In shopfront herbal dispensaries, under tarpaulins whipped by rain and wind, in cramped, stifling rooms off narrow alleys where orphans are clothed and fed, Calcutta looks like a town where a lot of people with very little money try to relieve the sufferings of others and give them some kind of future.
"Like Hollywood makes the star, Calcutta makes the social worker," said a man with a minuscule unnamed charity foundation that dispenses small mercies like free eyeglasses and notebooks for school children.
The efforts grow from individual instincts and private initiative, and they are not always welcomed by ward politicians who drive small charities out of neighborhoods to prevent them from becoming centers of self-help and self-awareness .
Neighbourhood philanthropists, many of whom do not want to be quoted or named, say that better health and a little knowledge threaten entrenched politicians whose corruption has helped create the squalor and deprivation.
Mother Teresa has been an inspiration to many in the city, and her 1979 Nobel Prize apparently drew more middle-class Calcuttans into volunteer work in the slums and among the homeless.
But under the surface there is often a hint of resentment that her international fame has given her order, the Missionaries of Charity, political immunity-not to mention enough money to run an empire of good works in scores of countries.

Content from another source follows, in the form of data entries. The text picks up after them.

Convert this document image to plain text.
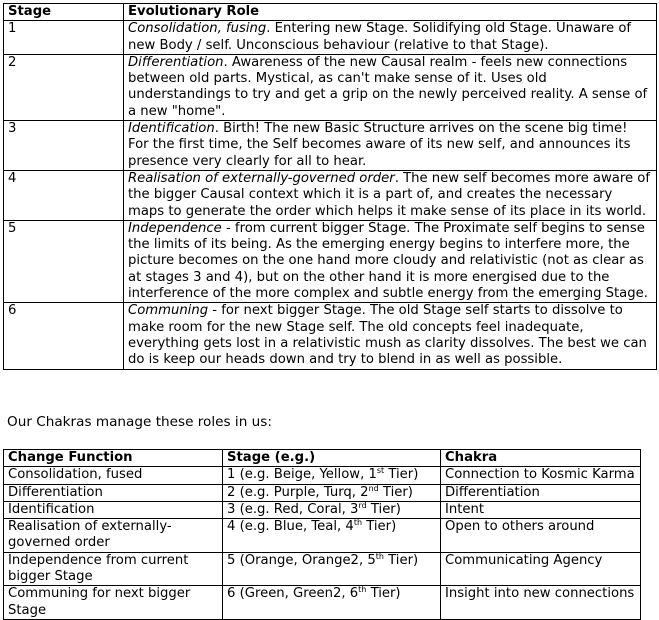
Stage	Evolutionary Role
1	Consolidation, fusing. Entering new Stage. Solidifying old Stage. Unaware of new Body / self. Unconscious behaviour (relative to that Stage).
2	Differentiation. Awareness of the new Causal realm - feels new connections between old parts. Mystical, as can't make sense of it. Uses old understandings to try and get a grip on the newly perceived reality. A sense of a new "home".
3	Identification. Birth! The new Basic Structure arrives on the scene big time! For the first time, the Self becomes aware of its new self, and announces its presence very clearly for all to hear.
4	Realisation of externally-governed order. The new self becomes more aware of the bigger Causal context which it is a part of, and creates the necessary maps to generate the order which helps it make sense of its place in its world.
5	Independence - from current bigger Stage. The Proximate self begins to sense the limits of its being. As the emerging energy begins to interfere more, the picture becomes on the one hand more cloudy and relativistic (not as clear as at stages 3 and 4), but on the other hand it is more energised due to the interference of the more complex and subtle energy from the emerging Stage.
6	Communing - for next bigger Stage. The old Stage self starts to dissolve to make room for the new Stage self. The old concepts feel inadequate, everything gets lost in a relativistic mush as clarity dissolves. The best we can do is keep our heads down and try to blend in as well as possible.

Our Chakras manage these roles in us:

Change Function	Stage (e.g.)	Chakra
Consolidation, fused	1 (e.g. Beige, Yellow, 1st Tier)	Connection to Kosmic Karma
Differentiation	2 (e.g. Purple, Turq, 2nd Tier)	Differentiation
Identification	3 (e.g. Red, Coral, 3rd Tier)	Intent
Realisation of externally-governed order	4 (e.g. Blue, Teal, 4th Tier)	Open to others around
Independence from current bigger Stage	5 (Orange, Orange2, 5th Tier)	Communicating Agency
Communing for next bigger Stage	6 (Green, Green2, 6th Tier)	Insight into new connections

There are also gentle disagreements about the avowedly Christian aims that the name Missionaries of Charity imply in a majority Hindu country, and about the European-born founders proclivity for accepting social conditions and alleviating them rather than trying to change the social environment in which most Calcuttans live.
Many small-scale foundations in Calcutta are committed to family planning for example, which Mother Teresa largely opposed because they see at gutter level every day the tragedy of malnourished, unwanted children.